Deciphering a 20-Year-Old Conundrum: The Mechanisms of Reduction by the Water/Amine/SmI2 Mixture

The reaction of SmI2 with the substrates 3‐methyl‐2‐butanone, benzyl chloride, p‐cyanobenzyl chloride, and anthracene were studied in the presence of water and an amine. In all cases, the water content versus rate profile shows a maximum at around 0.2 M H2O. The rate versus amine content profile shows in all cases, except for benzyl chloride, saturation behavior, which is typical of a change in the identity of the rate‐determining step. The mechanism that is in agreement with the observed data is that electron transfer occurs in the first step.
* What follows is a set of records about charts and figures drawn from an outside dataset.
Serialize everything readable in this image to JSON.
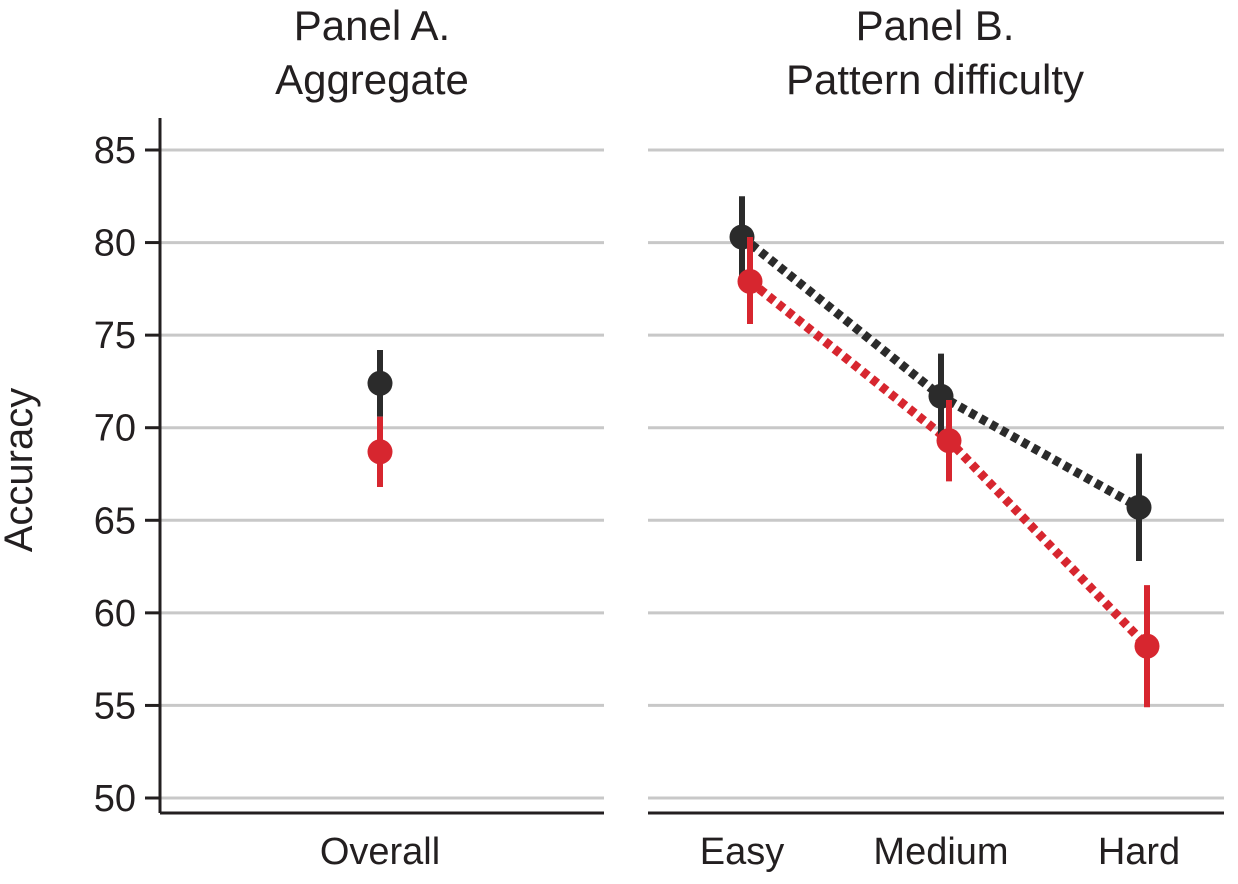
{
  "chart_data": {
    "type": "scatter",
    "ylabel": "Accuracy",
    "ylim": [
      50,
      85
    ],
    "yticks": [
      50,
      55,
      60,
      65,
      70,
      75,
      80,
      85
    ],
    "grid": true,
    "series_colors": [
      "#2b2b2b",
      "#d7262f"
    ],
    "panels": [
      {
        "title_line1": "Panel A.",
        "title_line2": "Aggregate",
        "categories": [
          "Overall"
        ],
        "connected": false,
        "series": [
          {
            "color": "#2b2b2b",
            "values": [
              72.4
            ],
            "ci_low": [
              70.6
            ],
            "ci_high": [
              74.2
            ]
          },
          {
            "color": "#d7262f",
            "values": [
              68.7
            ],
            "ci_low": [
              66.8
            ],
            "ci_high": [
              70.6
            ]
          }
        ]
      },
      {
        "title_line1": "Panel B.",
        "title_line2": "Pattern difficulty",
        "categories": [
          "Easy",
          "Medium",
          "Hard"
        ],
        "connected": true,
        "series": [
          {
            "color": "#2b2b2b",
            "values": [
              80.3,
              71.7,
              65.7
            ],
            "ci_low": [
              78.2,
              69.4,
              62.8
            ],
            "ci_high": [
              82.5,
              74.0,
              68.6
            ]
          },
          {
            "color": "#d7262f",
            "values": [
              77.9,
              69.3,
              58.2
            ],
            "ci_low": [
              75.6,
              67.1,
              54.9
            ],
            "ci_high": [
              80.3,
              71.5,
              61.5
            ]
          }
        ]
      }
    ]
  }
}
With substrates that are not very electrophilic, the intermediate radical anions lose the added electron back to samarium(III) relatively quickly and the reaction cannot progress efficiently. However, in a mixture of water/amine, the amine deprotonates a molecule of water coordinated to samarium(III). The negatively charged hydroxide, which is coordinated to samarium(III), reduces its electrophilicity, and therefore, lowers the rate of back electron transfer, which allows the reaction to progress. In the case of benzyl chloride, in which electron transfer is rate determining, deprotonation by the amine is coupled to the electron‐transfer step. Secret behind the magic: The mechanisms of the reactions of SmI2 with the substrates 3‐methyl‐2‐butanone, benzyl chloride, p‐cyanobenzyl chloride, and anthracene are revealed (see scheme). In reversible electron‐transfer reactions, the role of the amine is to lengthen the lifetime of the radical anion. In dissociative electron‐transfer reactions, electron transfer is coupled to proton transfer.